Rendering by Studio+ Architecture
Rendering by Studio+ Architecture

“Upperclassmen have choices, and we want to make sure we give them a reason to stay on campus a second, third or fourth year,” Fisher said. “This project gives us an opportunity to compete.”

Some highlights of the renovation, which Fisher emphasizes is a “university project, not just a housing project”:

  • A $3.5 million dining hall managed by university vendor Chartwells that brings the first formal food service to NLV, which houses almost 2,000 students in four-bedroom, two-bath apartments, each with a living room and kitchen. The diverse menu will include “lots of comfort food,” Fisher said, citing such college-student staples as pizza, wings and burgers.
  • The main dining room will share space with a separate “We Proudly Serve” Starbucks location, with the non-corporate outlet giving the university flexibility in its offerings, which Fisher envisions being, besides coffee, feel-good treats such as gelato, shakes and other cold-dessert-type products. “To complement the waterfront feel, the beach feel, you’ll be able to have a shake and burger along the boardwalk,” he said.
  • Ah yes, the boardwalk — well, actually, it’s a paverwalk. “It will be similar to what we used on the library lawn,” Fisher said. “In fact, it’s the same architect, and that’s intentional. We want to replicate the themes you feel on campus at some of our other locations, to enhance the ‘FGCU feel.’” The multicolored brick path will span from Building R on the far west edge of the lakefront property all the way to Campus Recreation’s watersports area, replete with classic, traditional street lighting and wooden benches.
  • Look for enhanced, bigger gathering spaces, which Fisher says are “very underutilized right now. We’re adding four additional locations to serve different purposes. We don’t have a lot of common spaces, and now we’ll take advantage of our outdoor spots and make them inviting enough to use every day.” Among the gathering spots will be a 16-foot, hexagon-shaped gazebo adjacent to the boardwalk near the dining area, which joins two smaller shade structures.

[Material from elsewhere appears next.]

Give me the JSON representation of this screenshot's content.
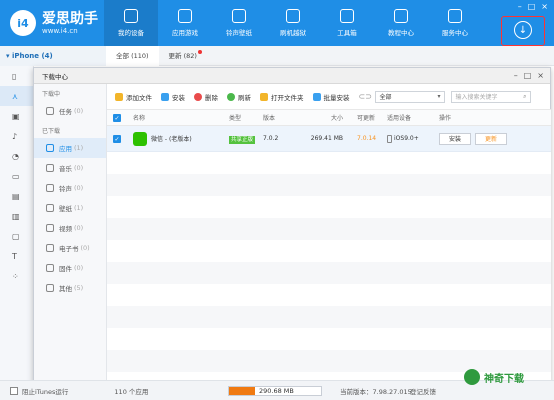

When all is done, the NLV lakefront will be transformed into a place where walkers, joggers, skateboarders and bicycle riders share a scenic, long path with people studying, meeting, playing sand volleyball, enjoying an ice cream sundae or a sit-down meal, swimming and sunbathing. Fisher sees the area developing its own community-unto-itself atmosphere, much like first-year students experience in South Lake Village.

Build it, he says, and we will come.

“One thing I’ve discovered is that many of those who are on campus almost every day come to the waterfront once or twice, and that’s it,” Fisher said. “That won’t be the case anymore. In years to come, I think you’ll see a lot of the university’s signature events come over here. The potential is unlimited. It’ll be so inviting that we’ll look for opportunities to come back over and over again.”

Jenny Murray, a junior NLV resident from Naperville, Ill., who plans to return to the complex next academic year pending her acceptance into the nursing program, sees a more active beach area as a way to build better student camaraderie.

“The way the apartments are set up here, it’s not like in South Lake Village, where rooms are next to each other, you meet more people, more students use the pool because it’s like a resort,” Murray said. “The boardwalk is going to be huge. It’ll build a better sense of community, give us more reason to go out and enjoy the nice weather, encourage more students to realize the great thing we have here.

“When people say they don’t like it here, it’s usually because they never got involved,” Murray said. “This will be a way to get more people involved, to really enhance the experience here.”